In reality he was being honest. Attempting to manipulate one of the greater gods would only end in pain, death, and possibly an eternal and humiliating afterlife. No, that was not the goal for him. He lived in the mortal world with mortal people, but that did not mean the gods had no part in it.
“If that will be all, Senator?” Nora’s voice drew him back “I am a busy woman and I am needed elsewhere.”
“Of course.” Albion said, gesturing with an open hand for her to take her leave “Thank you for taking the time to speak with me. It has been…enlightening.”
Nora nodded and departed with a swish of blue dress as she moved back towards the temple complex, leaving Albion surrounded but alone on the Capitoline Hill.
All that she had said simply confirmed what he had suspected.

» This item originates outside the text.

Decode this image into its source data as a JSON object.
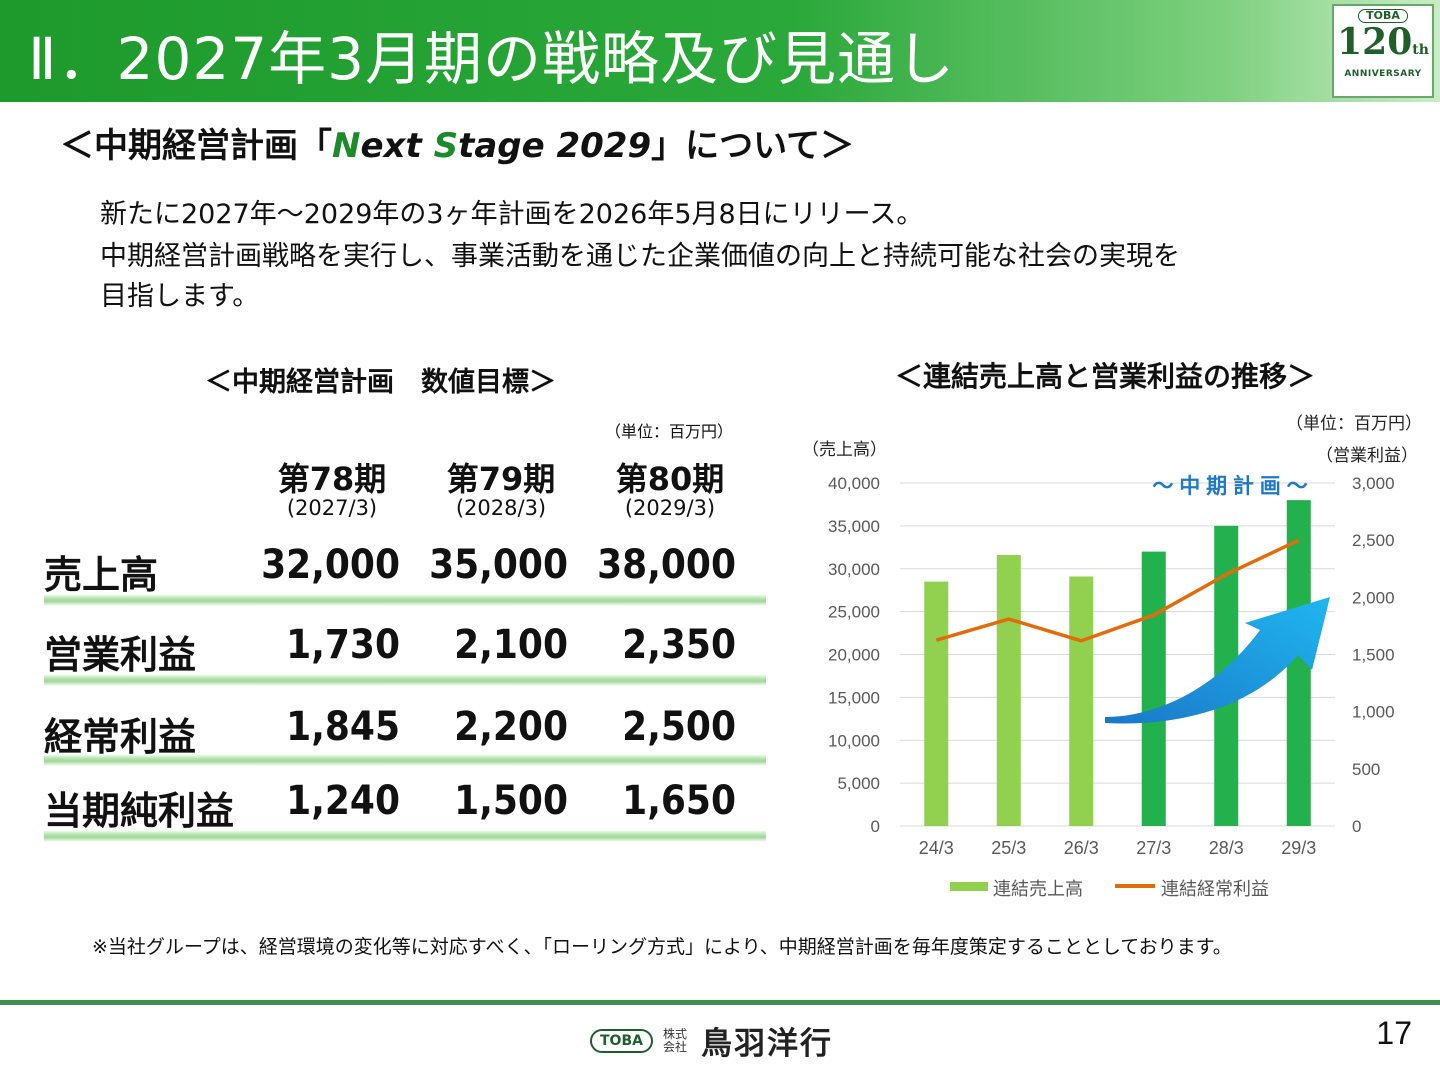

He could never likely manipulate a god, but the aid of one or more could be invaluable to him. The trick was getting that aid without sacrificing too much of himself.
Being a champion was now firmly out of the question. He had no intention of being a servant or a pawn. He could brown nose if need be, respect those in positions of superiority, but there was something different about doing that to a god over, say, Capitolina Lupa. With the wolf of Rome he could eventually usurp her position as chief authority in Rome, but he lacked the delusions of grandeur to consider usurping a god.
Still there were other options to him. The Olympians were well-known and the most worshipped pagan gods in Rome, but they are not the only members of their pantheon. There are hundreds of Greek gods alone, and not all of them are as terrifying or as austere as Diana and Minerva. He smiled as he considered his options, there might be gods and goddesses out there who could be bargained with after all. They might not be on the same level of power as the Olympians, but even the smallest god could grant a great advantage.